Publié le par Entre Semnoz et Chéran

Pancrace d’Illyrie, une magnifique plante à grandes fleurs blanches !

Nom latin, Pancratium illyricum, dérivé du grec « pagkration » signifiant tout puissant, ce nom fait référence aux propriétés médicinales du pancrace. Cette plante a été cultivée dès l’antiquité autour de la Méditerranée.

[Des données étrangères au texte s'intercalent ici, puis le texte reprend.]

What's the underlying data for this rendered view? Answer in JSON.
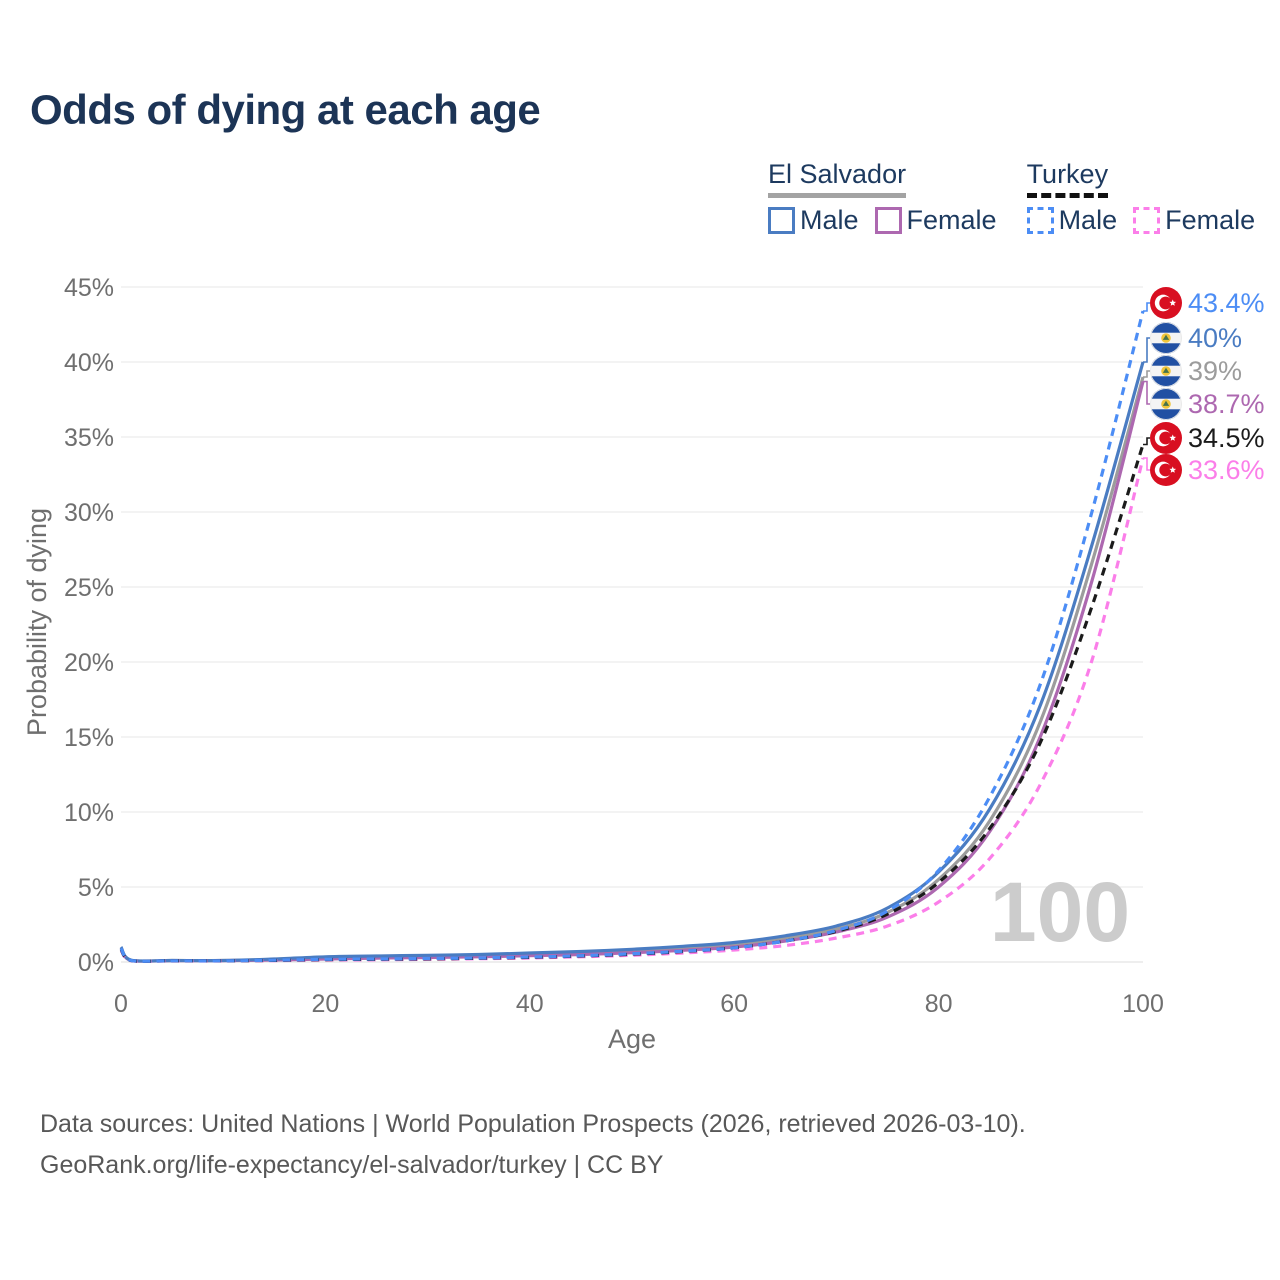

L’Illyrie de l’antiquité correspond aujourd’hui à une partie de la Slovénie et de la Croatie, sur la côte Adriatique. Habitée par les Illyriens, elle fut ensuite une province Romaine.

Le Pancratium est un genre bulbeux de la famille des Amaryllidaceae, avec plusieurs espèces que l’on rencontre dans les îles des Canaries, les régions tropicales d’Afrique et d’Asie. En France, on  trouve deux espèces de pancrace, Pancratium illyricum et Pancratium maritimum.

Pancratium illyricum, pancrace d'Illyrie

Pancratium illyricum, pancrace d'Illyrie

Le Pancratium illyricum n'est présent que dans les îles de Méditerranée, en Corse et  en Sardaigne, où il pousse sur des pentes rocheuses et dans les zones boisées, jusqu’à 1300 m d’altitude. 

Le Pancrace d'Illyrie est une plante vivace 30 à 60 cm de haut, glabre, à bulbe ovale très gros.

Feuilles caduques, glauques, larges 15-30 mm en touffe, dressées.

Pancratium illyricum, pancrace d'Illyrie

Pancratium illyricum, pancrace d'Illyrie

Inflorescence ombelliforme, de grandes fleurs blanches odorantes, à l’aisselle d’une spathe membraneuse.

Périanthe long 6 à 8 cm, à tube étroit, dilaté au sommet.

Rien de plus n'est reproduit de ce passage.